Assume we have a the $\mathbb Z\text{ modules}$ $S1 \equiv (F, E, V)$ with boundary maps $(\partial_{FE}: F \rightarrow E$, $\partial_{EV}: E \rightarrow V)$, with the condition that $\partial_{EV} \circ \partial_{FE} = 0$ (homology condition).

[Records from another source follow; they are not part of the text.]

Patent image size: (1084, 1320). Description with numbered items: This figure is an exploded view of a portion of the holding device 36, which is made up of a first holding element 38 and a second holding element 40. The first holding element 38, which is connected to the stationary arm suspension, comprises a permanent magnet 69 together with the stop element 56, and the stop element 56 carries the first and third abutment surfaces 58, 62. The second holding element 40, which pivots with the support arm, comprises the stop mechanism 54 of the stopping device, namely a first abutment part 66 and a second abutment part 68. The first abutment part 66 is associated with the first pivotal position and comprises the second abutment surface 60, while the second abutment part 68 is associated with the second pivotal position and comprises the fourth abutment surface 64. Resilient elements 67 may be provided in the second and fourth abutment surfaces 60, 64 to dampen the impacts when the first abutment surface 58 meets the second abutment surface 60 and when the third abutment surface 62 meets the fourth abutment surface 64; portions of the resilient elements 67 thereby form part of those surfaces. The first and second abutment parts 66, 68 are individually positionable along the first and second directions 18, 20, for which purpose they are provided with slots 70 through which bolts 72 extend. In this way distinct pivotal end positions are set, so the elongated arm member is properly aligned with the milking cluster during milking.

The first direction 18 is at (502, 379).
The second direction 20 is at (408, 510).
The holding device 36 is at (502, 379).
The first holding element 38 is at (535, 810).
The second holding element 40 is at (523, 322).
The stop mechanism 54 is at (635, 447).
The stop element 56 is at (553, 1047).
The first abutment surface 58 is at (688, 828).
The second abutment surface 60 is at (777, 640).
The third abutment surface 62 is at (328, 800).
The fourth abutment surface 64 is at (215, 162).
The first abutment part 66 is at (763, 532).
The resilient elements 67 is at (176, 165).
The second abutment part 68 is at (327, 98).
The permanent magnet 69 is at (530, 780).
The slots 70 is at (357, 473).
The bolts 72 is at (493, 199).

We interpret this as the description of a simplicial complex.
Similarly, we have another space $S_2 \equiv (F', E', V')$ with associated boundary maps $\partial_{F'E'}: F' \rightarrow E', \partial_{E'V'}: E' \rightarrow V'$ which also satisfy the homology condition $\partial_{E'V'} \circ \partial_{F'E'} = 0$.
Now, I describe a "mapping" between these two simplicial complexes, given by $(f: F \rightarrow F', e: E \rightarrow E', v: V \rightarrow V')$, such that the diagram commutes:
$$ \begin{bmatrix} F & \xrightarrow{\partial_{FE}} & E &\xrightarrow{\partial_{EV}} & V \\ f\downarrow & & e\downarrow & & v\downarrow \\ F' & \xrightarrow{\partial_{F'E'}} & E' &\xrightarrow{\partial_{E'V'}} & V' \\ \end{bmatrix} $$
At this point, I would like to conclude that the mapping $(f, e, v)$ can only simplify the homology group. Formally, I wish to show that:
$$ \text{there exists a surjective abelian group homomorphism } \phi: Ker(\partial_{EV})/Im(\partial_{FE}) \twoheadrightarrow Ker(\partial_{E'V'})/Im(\partial_{F'E'}) $$
I feel like I know nothing in the theory of exact sequences that will let me quickly prove this. However, I feel strongly that there must be a gadget that lets me get this quickly? I'm terribly sorry if this is something 'standard'. I self taught myself this material, so my understanding is quite scattered.